Abeng adalah mantan penjahat kelas kakap, bagi Abeng membunuh sudah sering ia lakukan, maka tak heran bila Abeng begitu bengis dan kejam, apalagi Abeng kini telah menguasai bela diri tingkat tinggi, dari semenjak ia kenal sama Andi.
Abeng belajar bela diri Silat Cimande dari semenjak ia terbebas dari penjara, yang di ajarkan oleh kakeknya, sampai ke tingkat permainan golok.
Abeng bergerak ke samping Menangkis sabetan dua samurai yang mengancam keselamtan nyawany.

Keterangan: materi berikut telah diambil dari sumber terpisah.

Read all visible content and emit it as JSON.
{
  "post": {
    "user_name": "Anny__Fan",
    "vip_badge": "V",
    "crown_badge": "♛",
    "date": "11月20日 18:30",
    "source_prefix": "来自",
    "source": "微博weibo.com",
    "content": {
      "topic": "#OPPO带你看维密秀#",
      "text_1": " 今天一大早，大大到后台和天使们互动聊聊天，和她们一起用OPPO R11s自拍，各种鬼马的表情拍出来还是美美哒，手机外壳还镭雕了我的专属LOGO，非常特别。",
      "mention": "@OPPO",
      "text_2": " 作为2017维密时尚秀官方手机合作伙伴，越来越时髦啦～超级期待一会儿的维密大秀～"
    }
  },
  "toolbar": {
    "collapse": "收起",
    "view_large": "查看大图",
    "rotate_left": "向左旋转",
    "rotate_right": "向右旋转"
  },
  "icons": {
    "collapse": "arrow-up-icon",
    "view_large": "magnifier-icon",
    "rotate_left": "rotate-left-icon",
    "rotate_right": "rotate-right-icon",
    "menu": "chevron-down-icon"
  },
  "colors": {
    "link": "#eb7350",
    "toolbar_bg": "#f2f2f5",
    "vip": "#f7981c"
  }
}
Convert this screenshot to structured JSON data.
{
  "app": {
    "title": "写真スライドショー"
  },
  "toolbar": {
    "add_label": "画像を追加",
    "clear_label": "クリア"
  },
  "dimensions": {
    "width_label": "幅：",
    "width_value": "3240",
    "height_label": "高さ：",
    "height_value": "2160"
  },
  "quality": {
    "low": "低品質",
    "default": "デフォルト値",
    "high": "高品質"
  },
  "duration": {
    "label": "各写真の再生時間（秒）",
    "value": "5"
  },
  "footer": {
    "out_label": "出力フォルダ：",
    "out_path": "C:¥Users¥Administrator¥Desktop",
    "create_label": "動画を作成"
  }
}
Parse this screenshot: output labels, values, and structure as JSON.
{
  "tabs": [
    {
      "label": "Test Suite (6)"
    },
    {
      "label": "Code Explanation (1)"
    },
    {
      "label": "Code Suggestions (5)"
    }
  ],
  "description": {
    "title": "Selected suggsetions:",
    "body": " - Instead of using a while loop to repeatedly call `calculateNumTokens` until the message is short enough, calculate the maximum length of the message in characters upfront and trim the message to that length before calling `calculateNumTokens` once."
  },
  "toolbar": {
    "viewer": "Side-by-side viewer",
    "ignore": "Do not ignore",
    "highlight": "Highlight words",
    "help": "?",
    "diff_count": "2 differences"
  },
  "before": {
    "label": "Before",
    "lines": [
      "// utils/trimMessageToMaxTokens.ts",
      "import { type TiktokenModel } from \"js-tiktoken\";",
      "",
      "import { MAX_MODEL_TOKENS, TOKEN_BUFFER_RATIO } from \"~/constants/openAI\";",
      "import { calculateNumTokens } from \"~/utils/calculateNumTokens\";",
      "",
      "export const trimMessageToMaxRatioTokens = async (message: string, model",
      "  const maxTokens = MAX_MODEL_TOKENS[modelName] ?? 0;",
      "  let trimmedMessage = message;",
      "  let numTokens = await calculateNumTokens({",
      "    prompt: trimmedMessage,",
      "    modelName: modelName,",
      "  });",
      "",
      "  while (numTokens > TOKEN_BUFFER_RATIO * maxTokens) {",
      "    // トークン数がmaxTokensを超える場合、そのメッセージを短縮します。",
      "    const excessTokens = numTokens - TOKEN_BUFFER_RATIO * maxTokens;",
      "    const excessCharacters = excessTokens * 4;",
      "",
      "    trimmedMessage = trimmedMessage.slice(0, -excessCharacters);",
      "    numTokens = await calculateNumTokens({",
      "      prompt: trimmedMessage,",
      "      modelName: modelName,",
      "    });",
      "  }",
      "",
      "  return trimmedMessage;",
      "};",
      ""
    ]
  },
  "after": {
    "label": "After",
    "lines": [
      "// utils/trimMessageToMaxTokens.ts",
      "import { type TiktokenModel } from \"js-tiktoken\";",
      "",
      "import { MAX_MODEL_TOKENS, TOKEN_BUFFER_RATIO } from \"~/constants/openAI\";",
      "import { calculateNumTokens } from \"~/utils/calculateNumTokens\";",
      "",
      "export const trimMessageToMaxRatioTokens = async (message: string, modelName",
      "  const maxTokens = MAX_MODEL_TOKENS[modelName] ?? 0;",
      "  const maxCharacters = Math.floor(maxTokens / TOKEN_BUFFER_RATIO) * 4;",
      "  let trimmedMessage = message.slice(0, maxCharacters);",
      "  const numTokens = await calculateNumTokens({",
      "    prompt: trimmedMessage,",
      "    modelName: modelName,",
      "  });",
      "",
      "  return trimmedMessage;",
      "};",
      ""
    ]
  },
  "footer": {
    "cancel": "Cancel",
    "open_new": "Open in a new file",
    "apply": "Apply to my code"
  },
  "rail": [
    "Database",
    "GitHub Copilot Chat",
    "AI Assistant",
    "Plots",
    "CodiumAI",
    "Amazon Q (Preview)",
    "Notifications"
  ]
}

Lalu Abeng memutarkan ujung samurai sambil melesit ke udara.
Wheess...
Kelebatan samurai yang Abeng tebaskan, begitu cepat dengan kekuatan tenaga penuh.
Kedua begal yang menjadi lawan Abeng, menahannya dengan, tapi karena kekuatan tenaga Abeng begitu berbobot, sehingga Kedua samurai yang di jadikan tameng itu terpental jauh, dan jatuh menimpa aspal jalan.
Kelempruuang
Kdlempruang.
Bunyi kedua logam tipis yang jatuh begitu nyaring, dari situ Abeng mempunyai kesempatan untuk menyerang balik dengan samurainya.
Heeeaaaa...
Teriak Abeng sambil melompat, dan menyabetkan samuainya itu pada kedua tubuh lawannya.
Kedua Begal itu langsung menjatuhkan badannya.
Tapi nasib lagi na'as kini menimpa kedua begal itu, ujung samurai yang Abeng sabetkan telah merobek pangkal lengan kedua begal tersebut.
Auuggghhh..
Kedua begal itu menjerit kesakitan, sambil menutup pangkal lengan sebelah kanannya dengan telapak tangan kirinya.
Abeng melangkah maju sambil menggoreskan ujung samurainya ke jalan.
Kedua begal itu Mundur mengesot, dengan muka pucat pasi seperti telah kehilangan nyalinya.
Abeng terus menakut-nakuti sambil berkata.
"Orang seperti kalian memang pantas mati, karena akdimu banyak orang yang menjafi korban kebiadaban kalian." Ujar Abeng.
"Ampun Bang, ampun." Ujarnya dengan melas.
Abeng tersenyum menyeringai, sambil menatap keji pada kedu begal yang menjadi lawannya itu.
"Di sa'at nyawamu berada di ujung samurai ini, baru kalian minta ampun, lalu kenapa kalian selalu bertindak keji pada orang yang menjadi korban kalian." Bentak Abeng.